Gabriella scrunched her button nose in distaste. She wore casual skinny jeans, an expensive white cashmere shawl, and understated jewelry, giving her the chic appearance of effortlessness (and possibly French).
“How are you, Nessy?” she asked without moving her lips much.
“Well, Gabriella, every morning I wake up on the wrong side of capitalism, I’m pretty sure my car’s about to die, and my back’s not getting any younger. So all in all, pretty
good, thanks for asking. Yourself?”
“I just got a big contract with a cosmetic company that will probably gain my blog a lot of traction, so really good.”
“Wonderful!” I cooed, doing my best not to notice Cruz.
Gabriella did that thing where she posted pictures and videos of herself on Instagram, trying out new products, making you believe you could look like her if you used them, too.

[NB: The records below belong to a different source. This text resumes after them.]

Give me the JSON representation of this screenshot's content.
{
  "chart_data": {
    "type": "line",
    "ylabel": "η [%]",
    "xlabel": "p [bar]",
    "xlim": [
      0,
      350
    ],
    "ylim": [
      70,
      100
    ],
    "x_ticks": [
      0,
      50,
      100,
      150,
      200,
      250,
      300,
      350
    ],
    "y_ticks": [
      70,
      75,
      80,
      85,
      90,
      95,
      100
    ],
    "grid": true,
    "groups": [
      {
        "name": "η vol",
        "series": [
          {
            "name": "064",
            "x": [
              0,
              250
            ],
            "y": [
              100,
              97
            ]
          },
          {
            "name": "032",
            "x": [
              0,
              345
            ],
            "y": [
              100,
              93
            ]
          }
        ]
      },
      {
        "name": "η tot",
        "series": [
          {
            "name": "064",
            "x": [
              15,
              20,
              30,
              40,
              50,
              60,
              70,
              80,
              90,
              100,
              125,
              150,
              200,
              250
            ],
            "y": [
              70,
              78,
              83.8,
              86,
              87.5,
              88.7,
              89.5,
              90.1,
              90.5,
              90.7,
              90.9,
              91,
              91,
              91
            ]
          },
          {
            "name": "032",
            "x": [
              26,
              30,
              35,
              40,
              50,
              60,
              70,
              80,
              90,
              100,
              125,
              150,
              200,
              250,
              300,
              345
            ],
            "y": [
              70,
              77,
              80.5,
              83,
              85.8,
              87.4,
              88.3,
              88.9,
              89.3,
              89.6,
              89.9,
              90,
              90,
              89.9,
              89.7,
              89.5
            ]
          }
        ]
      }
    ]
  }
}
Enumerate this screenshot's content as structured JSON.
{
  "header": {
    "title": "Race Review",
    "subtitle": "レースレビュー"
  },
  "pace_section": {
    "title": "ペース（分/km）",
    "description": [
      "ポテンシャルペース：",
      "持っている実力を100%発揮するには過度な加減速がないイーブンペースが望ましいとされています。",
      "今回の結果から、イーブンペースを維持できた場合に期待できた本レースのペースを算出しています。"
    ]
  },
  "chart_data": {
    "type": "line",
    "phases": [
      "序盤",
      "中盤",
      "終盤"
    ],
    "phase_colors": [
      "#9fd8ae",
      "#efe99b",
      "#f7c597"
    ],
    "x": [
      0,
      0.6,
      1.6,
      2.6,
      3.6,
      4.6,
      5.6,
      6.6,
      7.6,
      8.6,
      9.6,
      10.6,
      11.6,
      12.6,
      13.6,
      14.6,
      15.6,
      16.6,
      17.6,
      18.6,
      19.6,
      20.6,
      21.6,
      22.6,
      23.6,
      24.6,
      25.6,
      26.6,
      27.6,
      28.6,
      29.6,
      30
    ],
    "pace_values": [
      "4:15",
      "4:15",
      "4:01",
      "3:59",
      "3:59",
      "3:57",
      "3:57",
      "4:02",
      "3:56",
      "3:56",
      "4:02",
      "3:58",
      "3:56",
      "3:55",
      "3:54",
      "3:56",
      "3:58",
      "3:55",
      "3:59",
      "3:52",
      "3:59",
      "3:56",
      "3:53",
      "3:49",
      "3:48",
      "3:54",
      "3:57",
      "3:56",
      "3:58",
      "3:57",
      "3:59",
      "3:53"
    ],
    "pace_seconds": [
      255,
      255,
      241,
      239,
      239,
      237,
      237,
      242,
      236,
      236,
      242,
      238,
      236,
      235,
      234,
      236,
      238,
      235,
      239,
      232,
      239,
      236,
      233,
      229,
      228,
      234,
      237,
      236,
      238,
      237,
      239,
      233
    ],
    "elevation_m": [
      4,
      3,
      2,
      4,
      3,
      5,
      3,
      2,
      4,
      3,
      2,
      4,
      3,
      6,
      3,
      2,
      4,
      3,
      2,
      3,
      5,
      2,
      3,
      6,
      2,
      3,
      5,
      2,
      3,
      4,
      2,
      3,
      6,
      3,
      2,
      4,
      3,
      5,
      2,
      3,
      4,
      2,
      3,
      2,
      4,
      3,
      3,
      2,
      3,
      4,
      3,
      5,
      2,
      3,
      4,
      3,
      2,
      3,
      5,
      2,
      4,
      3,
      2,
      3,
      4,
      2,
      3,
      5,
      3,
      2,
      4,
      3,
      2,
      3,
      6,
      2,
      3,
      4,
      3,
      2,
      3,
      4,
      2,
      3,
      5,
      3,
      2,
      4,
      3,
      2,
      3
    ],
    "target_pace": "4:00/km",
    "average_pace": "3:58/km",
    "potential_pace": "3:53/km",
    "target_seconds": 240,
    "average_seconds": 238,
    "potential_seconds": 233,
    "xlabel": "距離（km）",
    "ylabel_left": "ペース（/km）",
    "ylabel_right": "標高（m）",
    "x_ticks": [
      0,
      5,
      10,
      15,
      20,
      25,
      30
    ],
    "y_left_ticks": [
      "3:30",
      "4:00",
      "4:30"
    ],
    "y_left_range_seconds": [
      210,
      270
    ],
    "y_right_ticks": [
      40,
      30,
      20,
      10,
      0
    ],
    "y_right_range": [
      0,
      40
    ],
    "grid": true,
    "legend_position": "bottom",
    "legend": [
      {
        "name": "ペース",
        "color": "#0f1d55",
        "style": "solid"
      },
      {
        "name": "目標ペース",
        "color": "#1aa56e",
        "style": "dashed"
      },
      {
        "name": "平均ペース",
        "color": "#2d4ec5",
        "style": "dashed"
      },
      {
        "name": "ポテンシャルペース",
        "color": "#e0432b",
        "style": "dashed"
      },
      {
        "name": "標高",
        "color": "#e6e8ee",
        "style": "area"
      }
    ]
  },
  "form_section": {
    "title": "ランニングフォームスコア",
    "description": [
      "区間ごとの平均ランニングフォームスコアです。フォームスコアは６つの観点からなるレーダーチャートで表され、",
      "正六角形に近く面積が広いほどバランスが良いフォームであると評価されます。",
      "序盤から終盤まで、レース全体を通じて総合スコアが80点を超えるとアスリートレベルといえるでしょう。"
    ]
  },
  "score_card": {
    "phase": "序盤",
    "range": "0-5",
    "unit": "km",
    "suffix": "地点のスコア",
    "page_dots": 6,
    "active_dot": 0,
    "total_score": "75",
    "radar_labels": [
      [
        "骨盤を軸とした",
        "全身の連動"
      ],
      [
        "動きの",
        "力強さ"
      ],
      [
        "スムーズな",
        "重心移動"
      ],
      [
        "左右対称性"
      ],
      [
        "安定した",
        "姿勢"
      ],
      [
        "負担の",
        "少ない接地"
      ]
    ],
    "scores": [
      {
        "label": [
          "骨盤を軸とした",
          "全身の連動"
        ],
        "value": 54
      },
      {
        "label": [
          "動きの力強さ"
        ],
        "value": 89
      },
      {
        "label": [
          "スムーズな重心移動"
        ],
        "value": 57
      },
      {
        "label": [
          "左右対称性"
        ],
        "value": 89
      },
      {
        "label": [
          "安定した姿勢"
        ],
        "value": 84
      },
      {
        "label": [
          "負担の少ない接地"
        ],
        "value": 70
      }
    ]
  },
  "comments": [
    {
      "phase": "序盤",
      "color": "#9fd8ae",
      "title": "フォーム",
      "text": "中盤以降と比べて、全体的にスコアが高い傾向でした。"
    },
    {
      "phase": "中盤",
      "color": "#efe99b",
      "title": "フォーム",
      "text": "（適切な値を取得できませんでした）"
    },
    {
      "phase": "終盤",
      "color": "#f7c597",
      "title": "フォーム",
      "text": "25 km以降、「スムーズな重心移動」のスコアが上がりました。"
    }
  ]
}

She dragged her plate across the table like there was a dead rat on it.
“Look, I don’t want to be that person, but I don’t think my turkey burger is…you know…”
“Cooked?” I curved an eyebrow. Or turkey…
“Organic,” she whispered, shifting uncomfortably.
I had a Sherlock on my hands.
Did she think she was at The Ivy? She should be happy her lettuce was washed and that the bun didn’t come from a can.
“It’s probably not,” I agreed.
Her eyebrows slammed together. “Well, I specifically asked for organic.”
“And I specifically asked for a winning lottery ticket and a hot date with Benicio del Toro. Looks like we’re both having a bad day, hon.” I popped my gum again.
Cruz was quiet, as he usually was when I was around. The elephant in the room was that Gabriella Holland was my baby sister Trinity’s best friend. And my sweet baby sister was engaged to Wyatt—Cruz’s older brother.
Sounds super Jerry Springer? Why, I think so, too.
Which meant that, technically, I had to play nice with both of these uppity gassholes. But while Cruz made a deliberate effort not to acknowledge my existence in any way, I was perfectly happy to show him what I thought about him.
“Do you think that kind of attitude will help you get a tip?” Gabriella asked incredulously, folding her arms over her chest. Some best friend to my sister she was, treating me like I was a dry horse turd on the bottom of her stiletto shoe.
“I don’t think I should be given attitude over a diner burger’s origin story,” I supplied.
“Maybe if you were nicer and more conscientious, your poor son could have more opportunities.”